Per preparare questo tipo di itinerario, pensa alla logistica: noleggia un’auto compatta ma robusta (un motore affidabile per affrontare i passi come il Passo Giau o il Passo Pordoi), porta catene o pneumatici da neve da novembre ad aprile, e scarica alcune app offline (mappe, traduttore, meteo). Le distanze tra i borghi possono sembrare brevi ma la topografia rallenta: prevedi quindi tappe realistiche che lascino spazio per soste fotografiche, brevi escursioni e degustazioni locali. Le Dolomiti abbracciano più province (Belluno, Südtirol/Alto Adige, Trento), quindi tieni con te un documento d’identità, verifica le regole di parcheggio locali e annota gli orari degli uffici turistici: sono spesso il miglior punto di partenza per conoscere eventi o navette per le escursioni.
Questa guida si concentra sui borghi indispensabili per un road trip immersivo: Cortina d’Ampezzo, Ortisei (St. Ulrich), Selva di Val Gardena (Wolkenstein), San Candido (Innichen), Santa Maddalena (St. Magdalena) in Val di Funes e Canazei. Per ciascuno fornisco indirizzi precisi (musei, uffici turistici, chiese), orari d’apertura, tariffe indicative in euro, descrizioni sensoriali e consigli pratici locali (i parcheggi migliori, i caffè, le escursioni da fare partendo dal borgo, i mercatini locali e l’orario migliore per evitare la folla). Le informazioni pratiche — prezzi e orari — servono per pianificare, ma è consigliabile verificarle online immediatamente prima della partenza perché possono variare secondo la stagione.
Infine, questo road trip è adatto a tutti: ai fotografi in cerca della luce serale sulle guglie calcaree, agli escursionisti affamati di sentieri d’alta quota, ai buongustai desiderosi di sperimentare la cucina ladina e tirolese, e alle famiglie che vogliono combinare cultura e natura. Porta una buona fotocamera, un paio di scarpe da trekking e la voglia di scoprire: i borghi delle Dolomiti hanno tanto da offrire e ogni sosta può diventare il cuore dei tuoi ricordi.
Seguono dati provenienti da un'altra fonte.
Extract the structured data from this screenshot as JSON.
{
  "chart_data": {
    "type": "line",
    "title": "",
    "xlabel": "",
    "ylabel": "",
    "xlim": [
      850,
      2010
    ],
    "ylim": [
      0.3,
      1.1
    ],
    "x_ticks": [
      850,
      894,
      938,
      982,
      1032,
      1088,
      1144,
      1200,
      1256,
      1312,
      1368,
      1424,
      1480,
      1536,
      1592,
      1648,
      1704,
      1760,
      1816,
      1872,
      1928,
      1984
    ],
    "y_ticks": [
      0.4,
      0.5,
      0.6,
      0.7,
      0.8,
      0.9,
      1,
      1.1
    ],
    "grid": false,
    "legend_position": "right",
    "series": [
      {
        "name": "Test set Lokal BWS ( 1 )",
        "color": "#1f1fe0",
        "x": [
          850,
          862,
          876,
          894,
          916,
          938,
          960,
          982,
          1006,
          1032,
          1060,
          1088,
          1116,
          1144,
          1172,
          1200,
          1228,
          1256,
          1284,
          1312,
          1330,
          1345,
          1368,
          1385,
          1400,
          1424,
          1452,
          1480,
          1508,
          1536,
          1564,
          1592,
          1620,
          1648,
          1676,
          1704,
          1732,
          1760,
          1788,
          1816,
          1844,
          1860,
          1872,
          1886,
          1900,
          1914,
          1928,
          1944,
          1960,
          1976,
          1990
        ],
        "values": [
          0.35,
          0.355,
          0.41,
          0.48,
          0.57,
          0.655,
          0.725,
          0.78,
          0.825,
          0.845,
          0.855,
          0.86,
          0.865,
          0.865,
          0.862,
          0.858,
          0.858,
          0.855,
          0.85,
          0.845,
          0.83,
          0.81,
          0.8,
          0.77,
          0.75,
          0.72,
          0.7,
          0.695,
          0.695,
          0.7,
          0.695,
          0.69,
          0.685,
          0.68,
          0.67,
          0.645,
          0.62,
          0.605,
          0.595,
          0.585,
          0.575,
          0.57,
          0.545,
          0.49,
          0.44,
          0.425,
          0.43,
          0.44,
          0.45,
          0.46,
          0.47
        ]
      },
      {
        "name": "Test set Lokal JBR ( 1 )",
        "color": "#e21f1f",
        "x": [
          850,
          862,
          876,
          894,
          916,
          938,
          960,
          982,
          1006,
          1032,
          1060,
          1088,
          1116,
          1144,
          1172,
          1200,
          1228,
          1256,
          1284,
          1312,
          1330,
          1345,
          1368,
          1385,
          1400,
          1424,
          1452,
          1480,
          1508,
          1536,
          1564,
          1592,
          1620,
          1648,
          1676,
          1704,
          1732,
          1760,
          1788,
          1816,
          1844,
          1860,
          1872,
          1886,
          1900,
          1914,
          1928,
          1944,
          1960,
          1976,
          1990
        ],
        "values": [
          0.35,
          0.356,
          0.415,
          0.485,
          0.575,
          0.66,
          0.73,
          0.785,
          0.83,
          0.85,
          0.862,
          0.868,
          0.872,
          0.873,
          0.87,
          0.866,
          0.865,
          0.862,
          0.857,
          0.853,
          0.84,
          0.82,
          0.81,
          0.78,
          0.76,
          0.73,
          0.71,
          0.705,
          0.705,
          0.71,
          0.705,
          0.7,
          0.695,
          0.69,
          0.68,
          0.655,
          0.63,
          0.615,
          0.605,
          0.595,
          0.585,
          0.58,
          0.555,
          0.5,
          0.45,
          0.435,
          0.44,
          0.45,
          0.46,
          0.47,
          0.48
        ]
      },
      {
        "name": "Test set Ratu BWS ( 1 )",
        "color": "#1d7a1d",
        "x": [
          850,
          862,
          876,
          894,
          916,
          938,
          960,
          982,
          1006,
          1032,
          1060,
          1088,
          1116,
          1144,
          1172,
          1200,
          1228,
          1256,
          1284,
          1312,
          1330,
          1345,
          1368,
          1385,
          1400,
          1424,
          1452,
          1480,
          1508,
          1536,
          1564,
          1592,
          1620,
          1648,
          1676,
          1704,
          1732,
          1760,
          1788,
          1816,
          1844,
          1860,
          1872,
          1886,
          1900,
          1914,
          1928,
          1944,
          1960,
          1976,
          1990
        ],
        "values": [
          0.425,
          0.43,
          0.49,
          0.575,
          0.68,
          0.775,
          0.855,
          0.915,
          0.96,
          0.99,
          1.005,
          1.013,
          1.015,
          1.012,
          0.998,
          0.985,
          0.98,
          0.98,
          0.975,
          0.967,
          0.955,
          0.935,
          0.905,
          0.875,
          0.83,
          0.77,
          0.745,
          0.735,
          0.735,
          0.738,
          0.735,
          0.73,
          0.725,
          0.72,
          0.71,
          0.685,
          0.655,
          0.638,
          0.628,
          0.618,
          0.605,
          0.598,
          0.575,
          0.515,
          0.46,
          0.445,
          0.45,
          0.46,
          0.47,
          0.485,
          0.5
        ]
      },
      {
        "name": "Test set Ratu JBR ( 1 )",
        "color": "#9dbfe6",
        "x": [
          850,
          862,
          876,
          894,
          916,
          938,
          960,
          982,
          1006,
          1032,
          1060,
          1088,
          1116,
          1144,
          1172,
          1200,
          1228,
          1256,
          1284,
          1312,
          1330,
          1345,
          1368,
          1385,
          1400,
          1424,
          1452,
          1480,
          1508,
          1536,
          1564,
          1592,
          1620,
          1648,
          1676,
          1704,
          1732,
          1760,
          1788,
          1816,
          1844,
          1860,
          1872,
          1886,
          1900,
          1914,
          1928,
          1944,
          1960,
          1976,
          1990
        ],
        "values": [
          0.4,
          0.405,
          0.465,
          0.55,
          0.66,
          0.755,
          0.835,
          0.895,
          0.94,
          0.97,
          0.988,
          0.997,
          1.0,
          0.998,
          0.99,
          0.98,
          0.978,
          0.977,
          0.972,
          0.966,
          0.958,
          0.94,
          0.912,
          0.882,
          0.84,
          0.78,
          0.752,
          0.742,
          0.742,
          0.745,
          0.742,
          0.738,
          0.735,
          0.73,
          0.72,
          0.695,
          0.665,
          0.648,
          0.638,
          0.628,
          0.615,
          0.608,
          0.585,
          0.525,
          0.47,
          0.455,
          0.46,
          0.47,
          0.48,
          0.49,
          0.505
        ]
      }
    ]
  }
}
Cortina d’Ampezzo — L’elegante regina delle Dolomiti
Cortina d’Ampezzo, spesso chiamata «la Regina delle Dolomiti», è un borgo alpino chic e iconico nella provincia di Belluno. Il paese è noto per i suoi negozi di articoli sportivi, rifugi storici e panorami verso le Cinque Torri e il massiccio delle Tofane. Inizia la visita dall’ufficio turistico per ritirare mappe e idee per le escursioni: Ufficio Informazioni e Accoglienza Turistica Cortina d’Ampezzo, Piazza A. Dibona 1, 32043 Cortina d’Ampezzo (BL). Orari: solitamente 09:00–18:00 in alta stagione (maggio–ottobre), 09:00–17:00 in bassa stagione; chiuso in alcuni domeniche invernali. Ingresso gratuito.
Museo da visitare: Museo d’Arte Moderna Mario Rimoldi — Corso Italia 16, 32043 Cortina d’Ampezzo (BL). Orari: variabili in base alla stagione, tipicamente 10:00–18:00 d’estate. Tariffa indicativa: 8–12 € (intero), ridotto 5–8 €. Questo museo ospita opere italiane del XX secolo e offre un interessante contrasto culturale dopo i panorami naturali. Per un’immersione religiosa e architettonica, la chiesa parrocchiale di S. Maria Nascente, Piazza S. Francesco 1, 32043 Cortina d’Ampezzo, è generalmente aperta 08:00–19:00 per visite e funzioni; ingresso libero, donazioni gradite.

Consigli pratici: parcheggiare al grande parcheggio di Zuel (Via Zuel, 32043 Cortina d’Ampezzo) costa circa 2–3 € all’ora; i parcheggi vicini al centro possono arrivare fino a 20 € al giorno in alta stagione. Prenota l’alloggio con largo anticipo per luglio–agosto e i fine settimana invernali. I ristoranti locali propongono piatti come casunziei (ravioli ladini) e polenta e spezzatino: conta 12–22 € per un piatto principale nelle trattorie. Per le escursioni, l’anello fino alle Cinque Torri (passerelle e viste sulle pareti) è accessibile in 2–3 ore dal parcheggio di Armentarola per escursionisti di media esperienza.
Ortisei (St. Ulrich) e la Val Gardena — Artigianato, cultura ladina e panorami da Seceda
Ortisei, chiamata St. Ulrich in Gröden in tedesco, è il cuore pulsante della Val Gardena (Val Badia/Gröden) nella provincia di Bolzano (Südtirol/Alto Adige). Il borgo si distingue per l’artigianato del legno, le facciate dipinte e la vivacità durante tutto l’anno. L’ufficio turistico si trova a Ufficio Informazioni Turistiche Ortisei, via Rezia 43, 39046 Ortisei (BZ). Orari: 09:00–18:00 in alta stagione, con possibile chiusura tra 12:00–13:00 in bassa stagione. Ingresso gratuito.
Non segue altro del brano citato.